The Piaski-Lublim Burstyn community is commemorated in the Hof Hacarmel Cemetery.

Location: Poland

Jewish population before the Holocaust: 42,130 Jews in 1938

 

Jews first arrived in Lublin in 1316, mainly for commercial purposes. 20 years later, they were officially allowed to settle in the outskirts of the city. Nevertheless, it took at least another 200 years before a basis for a real community in the city was formed. The large synagogue in the community was built in the mid-16th century, and a number of permanent stores in the city were opened by Jews.

The study of the Bible, Talmud, and Kabbalah also flourished in Lublin in the 16th century. Lublin became one of the most important Jewish religious centers in Poland. Rabbi Shalom Shachna, head of the yeshiva in Lublin and one of the greatest 16th century religious figures, was granted a special title, "Doctor of Jewish Affairs," and was permitted to pass through all Polish cities in his travels, including those barred to ordinary Jews.

The Lublin Jewish community experienced a series of traumatic events in the 17th and 18th centuries. In 1648-1649, during the Cossack rebellion, dozens of Jews were murdered in pogroms in Lublin. Seven years later, during the Swedish-Polish war, Lublin suffered heavy damage.
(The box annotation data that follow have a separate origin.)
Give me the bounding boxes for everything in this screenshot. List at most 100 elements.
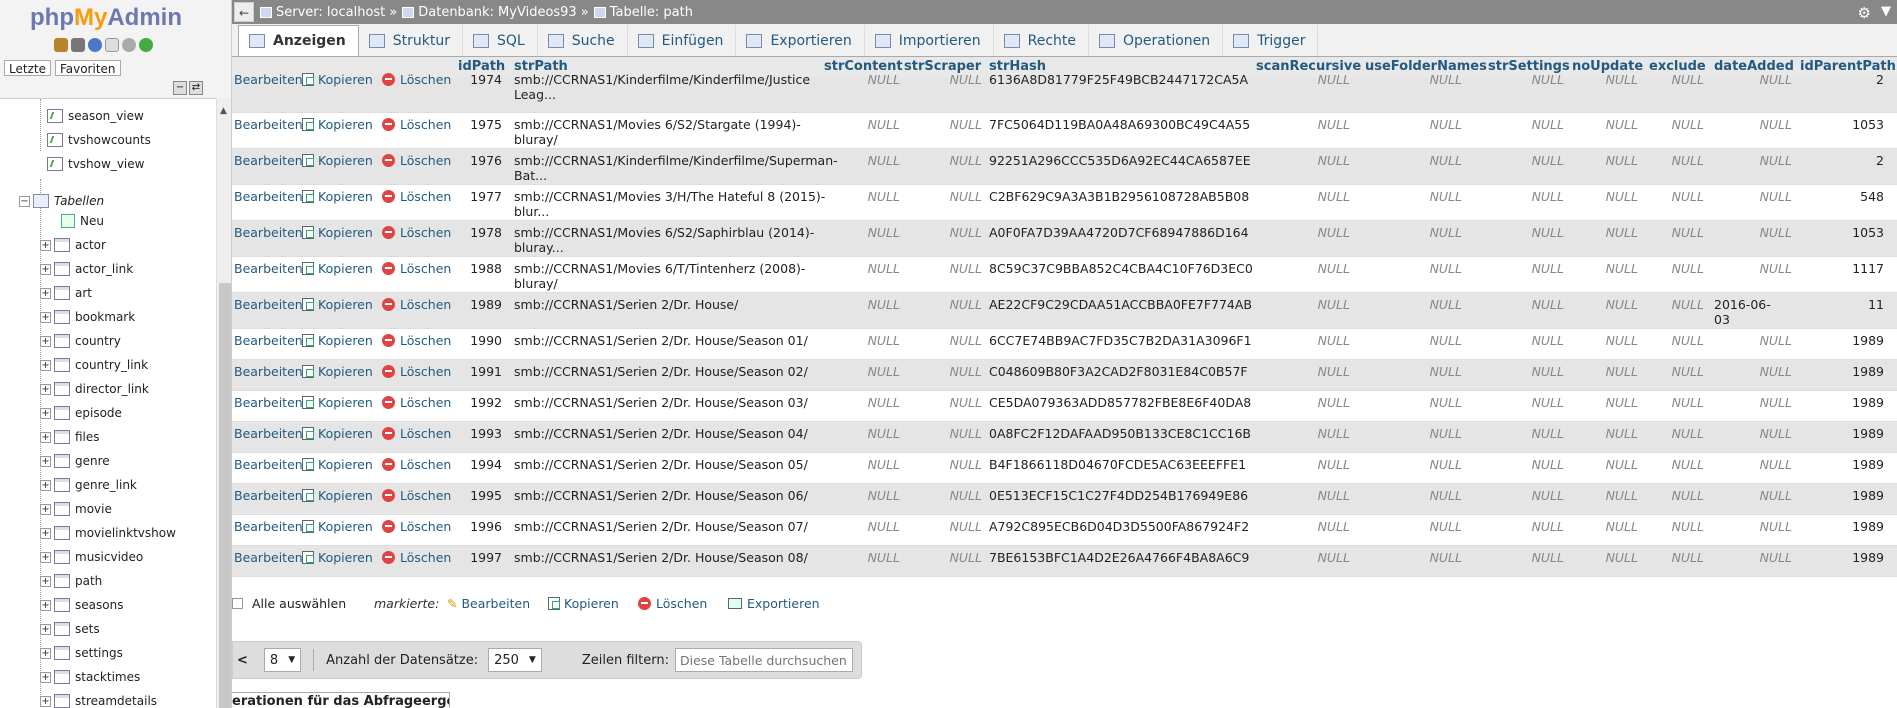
bulk-copy-button[interactable]: Kopieren [548, 596, 619, 611]
expand-icon[interactable]: + [40, 359, 51, 371]
tree-table-country[interactable]: + country [40, 331, 121, 351]
copy-row-button[interactable]: Kopieren [302, 364, 373, 379]
copy-row-button[interactable]: Kopieren [302, 426, 373, 441]
tree-table-art[interactable]: + art [40, 283, 92, 303]
page-select[interactable]: 8 ▼ [263, 648, 302, 672]
scrollbar-thumb[interactable] [219, 283, 231, 708]
tab-operationen[interactable]: Operationen [1089, 25, 1224, 56]
tree-table-seasons[interactable]: + seasons [40, 595, 123, 615]
delete-row-button[interactable]: Löschen [382, 426, 451, 441]
edit-row-button[interactable]: Bearbeiten [234, 261, 303, 276]
tab-anzeigen[interactable]: Anzeigen [238, 25, 359, 56]
tree-view-tvshow_view[interactable]: tvshow_view [47, 154, 144, 174]
copy-row-button[interactable]: Kopieren [302, 519, 373, 534]
tree-new-table[interactable]: Neu [61, 211, 104, 231]
copy-row-button[interactable]: Kopieren [302, 488, 373, 503]
tree-table-movielinktvshow[interactable]: + movielinktvshow [40, 523, 176, 543]
delete-row-button[interactable]: Löschen [382, 395, 451, 410]
expand-icon[interactable]: + [40, 599, 51, 611]
tree-scrollbar[interactable]: ▲ [216, 98, 231, 708]
edit-row-button[interactable]: Bearbeiten [234, 457, 303, 472]
phpmyadmin-logo[interactable]: phpMyAdmin [0, 0, 231, 34]
edit-row-button[interactable]: Bearbeiten [234, 333, 303, 348]
settings-icon[interactable] [122, 38, 136, 52]
tree-table-streamdetails[interactable]: + streamdetails [40, 691, 157, 708]
expand-icon[interactable]: + [40, 239, 51, 251]
edit-row-button[interactable]: Bearbeiten [234, 395, 303, 410]
expand-icon[interactable]: + [40, 263, 51, 275]
bulk-export-button[interactable]: Exportieren [728, 596, 820, 611]
expand-icon[interactable]: + [40, 335, 51, 347]
tab-importieren[interactable]: Importieren [865, 25, 994, 56]
tree-table-bookmark[interactable]: + bookmark [40, 307, 135, 327]
copy-row-button[interactable]: Kopieren [302, 225, 373, 240]
edit-row-button[interactable]: Bearbeiten [234, 117, 303, 132]
copy-row-button[interactable]: Kopieren [302, 153, 373, 168]
tree-table-episode[interactable]: + episode [40, 403, 122, 423]
select-all-checkbox[interactable] [232, 598, 243, 609]
delete-row-button[interactable]: Löschen [382, 225, 451, 240]
edit-row-button[interactable]: Bearbeiten [234, 72, 303, 87]
copy-row-button[interactable]: Kopieren [302, 395, 373, 410]
edit-row-button[interactable]: Bearbeiten [234, 519, 303, 534]
bulk-edit-button[interactable]: ✎ Bearbeiten [447, 596, 530, 611]
edit-row-button[interactable]: Bearbeiten [234, 426, 303, 441]
delete-row-button[interactable]: Löschen [382, 189, 451, 204]
delete-row-button[interactable]: Löschen [382, 297, 451, 312]
copy-row-button[interactable]: Kopieren [302, 189, 373, 204]
collapse-all-icon[interactable]: − [173, 81, 187, 95]
tree-table-stacktimes[interactable]: + stacktimes [40, 667, 140, 687]
docs-icon[interactable] [105, 38, 119, 52]
chevron-down-icon[interactable]: ▼ [1881, 4, 1891, 19]
expand-icon[interactable]: + [40, 623, 51, 635]
expand-icon[interactable]: + [40, 551, 51, 563]
tab-suche[interactable]: Suche [538, 25, 628, 56]
delete-row-button[interactable]: Löschen [382, 550, 451, 565]
tree-table-files[interactable]: + files [40, 427, 100, 447]
tab-exportieren[interactable]: Exportieren [736, 25, 865, 56]
copy-row-button[interactable]: Kopieren [302, 457, 373, 472]
collapse-nav-button[interactable]: ← [234, 2, 254, 22]
tree-table-settings[interactable]: + settings [40, 643, 123, 663]
edit-row-button[interactable]: Bearbeiten [234, 297, 303, 312]
tree-view-season_view[interactable]: season_view [47, 106, 144, 126]
tree-table-genre[interactable]: + genre [40, 451, 110, 471]
reload-icon[interactable] [139, 38, 153, 52]
recent-tab[interactable]: Letzte [4, 60, 51, 76]
prev-page-button[interactable]: < [237, 653, 248, 668]
delete-row-button[interactable]: Löschen [382, 117, 451, 132]
breadcrumb-table[interactable]: Tabelle: path [593, 5, 693, 20]
filter-input[interactable] [674, 648, 853, 672]
delete-row-button[interactable]: Löschen [382, 261, 451, 276]
edit-row-button[interactable]: Bearbeiten [234, 550, 303, 565]
copy-row-button[interactable]: Kopieren [302, 261, 373, 276]
link-icon[interactable]: ⇄ [189, 81, 203, 95]
expand-icon[interactable]: + [40, 527, 51, 539]
tab-einfügen[interactable]: Einfügen [628, 25, 737, 56]
edit-row-button[interactable]: Bearbeiten [234, 225, 303, 240]
collapse-icon[interactable]: − [19, 195, 30, 207]
delete-row-button[interactable]: Löschen [382, 364, 451, 379]
bulk-delete-button[interactable]: Löschen [638, 596, 707, 611]
tree-table-actor[interactable]: + actor [40, 235, 106, 255]
expand-icon[interactable]: + [40, 407, 51, 419]
breadcrumb-server[interactable]: Server: localhost » [260, 5, 397, 20]
tree-table-country_link[interactable]: + country_link [40, 355, 148, 375]
tree-table-genre_link[interactable]: + genre_link [40, 475, 137, 495]
expand-icon[interactable]: + [40, 503, 51, 515]
expand-icon[interactable]: + [40, 287, 51, 299]
tree-table-path[interactable]: + path [40, 571, 102, 591]
query-results-operations[interactable]: erationen für das Abfrageergebnis [232, 692, 450, 708]
breadcrumb-database[interactable]: Datenbank: MyVideos93 » [402, 5, 589, 20]
tree-table-sets[interactable]: + sets [40, 619, 100, 639]
tab-rechte[interactable]: Rechte [994, 25, 1089, 56]
copy-row-button[interactable]: Kopieren [302, 117, 373, 132]
home-icon[interactable] [54, 38, 68, 52]
tab-struktur[interactable]: Struktur [359, 25, 463, 56]
edit-row-button[interactable]: Bearbeiten [234, 153, 303, 168]
edit-row-button[interactable]: Bearbeiten [234, 488, 303, 503]
gear-icon[interactable]: ⚙ [1858, 4, 1871, 22]
expand-icon[interactable]: + [40, 671, 51, 683]
delete-row-button[interactable]: Löschen [382, 72, 451, 87]
edit-row-button[interactable]: Bearbeiten [234, 364, 303, 379]
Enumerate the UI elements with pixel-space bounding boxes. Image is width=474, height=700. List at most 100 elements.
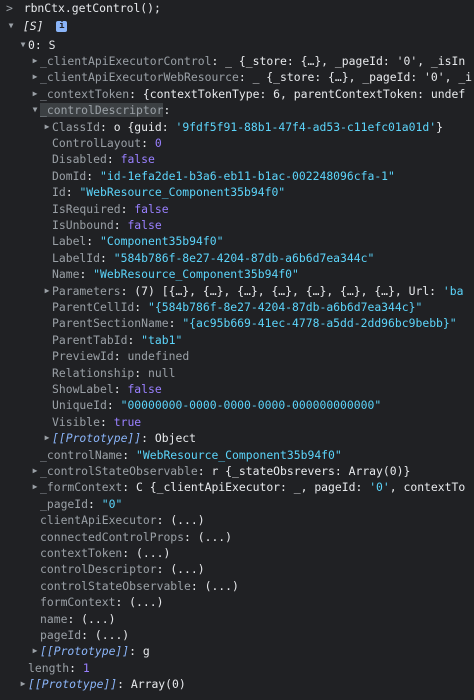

Large parts of the city were burnt, and the central synagogue in Lublin was almost completely destroyed. In addition, the Catholic religious leadership in Poland continued its general campaign against the Jews, especially in Lublin. It was decided in 1795 to expel the Jews from Lublin and move all of them to the suburbs.

In the mid-19th century, the Jewish community in Lublin already numbered over 9,000 people. The social and political restrictions against Jews remained in force, but the Jews succeeded in accumulating great economic power. The largest enterprise in Lublin, a cigarette factory, was Jewish-owned, as well as 95% of the clothing and apparel businesses. Jews were employed at many workplaces in the city, leading to a major increase in support for the Bund socialist movement. By the end of the 19th century, religious and secular Jewish schools, Jewish hospitals, and a broad range of political organizations – Zionist, religious and socialist - were active in Lublin.

At the end of WWI, over 35,000 Jews lived in Lublin, constituting approximately one third of the city's population. The socialists founded the Lublin Jewish workers union, the Zionists encouraged young people to immigrate to Palestine, and religious people founded the Chachmei Lublin Yeshiva, headed by Rabbi Meir Shapiro, in 1925. It was one of the most important yeshivas in Europe. All of the yeshiva's books were destroyed by the German army in 1940.

The Germans occupied Lublin on September 18, 1939. The Nazis established two ghettos in Lublin with a total population of 35,000. Leaving the ghettos was completely forbidden in April 1941, and the destruction of the city's Jews began. Starting in March 1942, 30,000 Jews from Lublin were sent to the Belzec death camp. The few remaining Jews in Lublin continued working in the factories, until they were sent to the Majdanek death camp in 1943.

On July 24, 1944, Lublin became the first city in Poland liberated by the Red Army. Between the end of WWII and 1950, 4,000 Jews returned to Lublin, but almost all of them left Poland because of fear of anti-Semitism. Today, a few dozen Jews are left in the city, most of whom are age 55 or older.